Descripción del libro

Antes de que fuese chic que las amas de casa intercambiasen historias sobre su tristeza como intercambiaban recetas para el relleno del pavo, antes de que su vida pudiera considerarse literaria y de que una mujer desesperada inspirase interés en lugar de hartazgo, existió Penelope Mortimer. La protagonista de esta ingeniosa comedia negra, una roman à clef intelectualmente impecable, la señora Armitage, ha pasado por cuatro matrimonios y es madre de un buen número de hijos. Pero quiere tener más ya que, en su opinión, traer hijos al mundo es algo que se le da bien. La maternidad es lo que hace de ella un ser humano importante, una idea que no encaja en los planes de su actual marido, Jake Armitage, un guionista de éxito que le hace creer que la única manera de salvar su matrimonio es impidiendo el nacimiento de un nuevo bebé.

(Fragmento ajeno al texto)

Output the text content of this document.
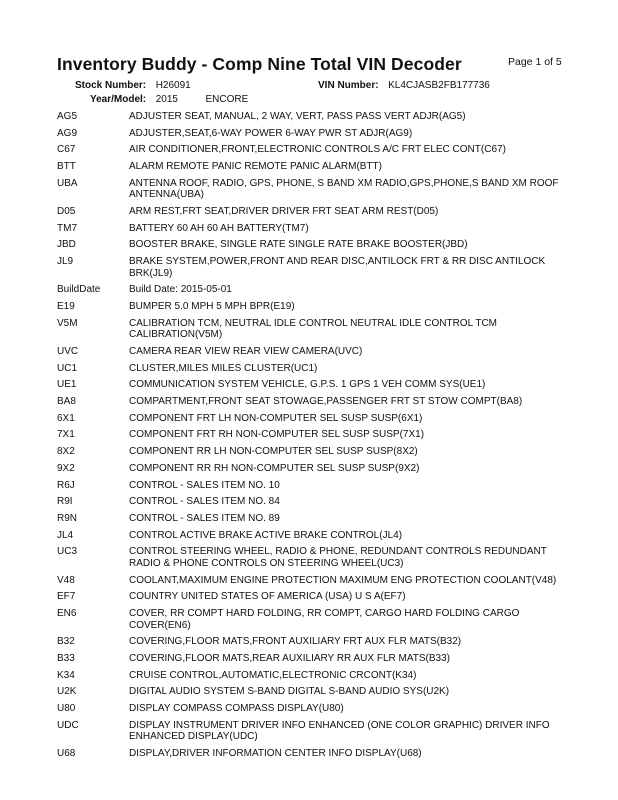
Inventory Buddy - Comp Nine Total VIN Decoder	Page 1 of 5
Stock Number: H26091	VIN Number: KL4CJASB2FB177736
Year/Model: 2015	ENCORE
AG5	ADJUSTER SEAT, MANUAL, 2 WAY, VERT, PASS PASS VERT ADJR(AG5)
AG9	ADJUSTER,SEAT,6-WAY POWER 6-WAY PWR ST ADJR(AG9)
C67	AIR CONDITIONER,FRONT,ELECTRONIC CONTROLS A/C FRT ELEC CONT(C67)
BTT	ALARM REMOTE PANIC REMOTE PANIC ALARM(BTT)
UBA	ANTENNA ROOF, RADIO, GPS, PHONE, S BAND XM RADIO,GPS,PHONE,S BAND XM ROOF ANTENNA(UBA)
D05	ARM REST,FRT SEAT,DRIVER DRIVER FRT SEAT ARM REST(D05)
TM7	BATTERY 60 AH 60 AH BATTERY(TM7)
JBD	BOOSTER BRAKE, SINGLE RATE SINGLE RATE BRAKE BOOSTER(JBD)
JL9	BRAKE SYSTEM,POWER,FRONT AND REAR DISC,ANTILOCK FRT & RR DISC ANTILOCK BRK(JL9)
BuildDate	Build Date: 2015-05-01
E19	BUMPER 5.0 MPH 5 MPH BPR(E19)
V5M	CALIBRATION TCM, NEUTRAL IDLE CONTROL NEUTRAL IDLE CONTROL TCM CALIBRATION(V5M)
UVC	CAMERA REAR VIEW REAR VIEW CAMERA(UVC)
UC1	CLUSTER,MILES MILES CLUSTER(UC1)
UE1	COMMUNICATION SYSTEM VEHICLE, G.P.S. 1 GPS 1 VEH COMM SYS(UE1)
BA8	COMPARTMENT,FRONT SEAT STOWAGE,PASSENGER FRT ST STOW COMPT(BA8)
6X1	COMPONENT FRT LH NON-COMPUTER SEL SUSP SUSP(6X1)
7X1	COMPONENT FRT RH NON-COMPUTER SEL SUSP SUSP(7X1)
8X2	COMPONENT RR LH NON-COMPUTER SEL SUSP SUSP(8X2)
9X2	COMPONENT RR RH NON-COMPUTER SEL SUSP SUSP(9X2)
R6J	CONTROL - SALES ITEM NO. 10
R9I	CONTROL - SALES ITEM NO. 84
R9N	CONTROL - SALES ITEM NO. 89
JL4	CONTROL ACTIVE BRAKE ACTIVE BRAKE CONTROL(JL4)
UC3	CONTROL STEERING WHEEL, RADIO & PHONE, REDUNDANT CONTROLS REDUNDANT RADIO & PHONE CONTROLS ON STEERING WHEEL(UC3)
V48	COOLANT,MAXIMUM ENGINE PROTECTION MAXIMUM ENG PROTECTION COOLANT(V48)
EF7	COUNTRY UNITED STATES OF AMERICA (USA) U S A(EF7)
EN6	COVER, RR COMPT HARD FOLDING, RR COMPT, CARGO HARD FOLDING CARGO COVER(EN6)
B32	COVERING,FLOOR MATS,FRONT AUXILIARY FRT AUX FLR MATS(B32)
B33	COVERING,FLOOR MATS,REAR AUXILIARY RR AUX FLR MATS(B33)
K34	CRUISE CONTROL,AUTOMATIC,ELECTRONIC CRCONT(K34)
U2K	DIGITAL AUDIO SYSTEM S-BAND DIGITAL S-BAND AUDIO SYS(U2K)
U80	DISPLAY COMPASS COMPASS DISPLAY(U80)
UDC	DISPLAY INSTRUMENT DRIVER INFO ENHANCED (ONE COLOR GRAPHIC) DRIVER INFO ENHANCED DISPLAY(UDC)
U68	DISPLAY,DRIVER INFORMATION CENTER INFO DISPLAY(U68)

Se inicia así una lucha brutal en la que la señora Armitage es a la vez el campo de batalla, la víctima y la ejecutora.La más lograda, sincera y descarnada obra de Penelope Mortimer, una especie de visionaria literaria, no tanto de la oscuridad de la vida doméstica como de la gris claustrofobia y las traiciones del matrimonio de clase media.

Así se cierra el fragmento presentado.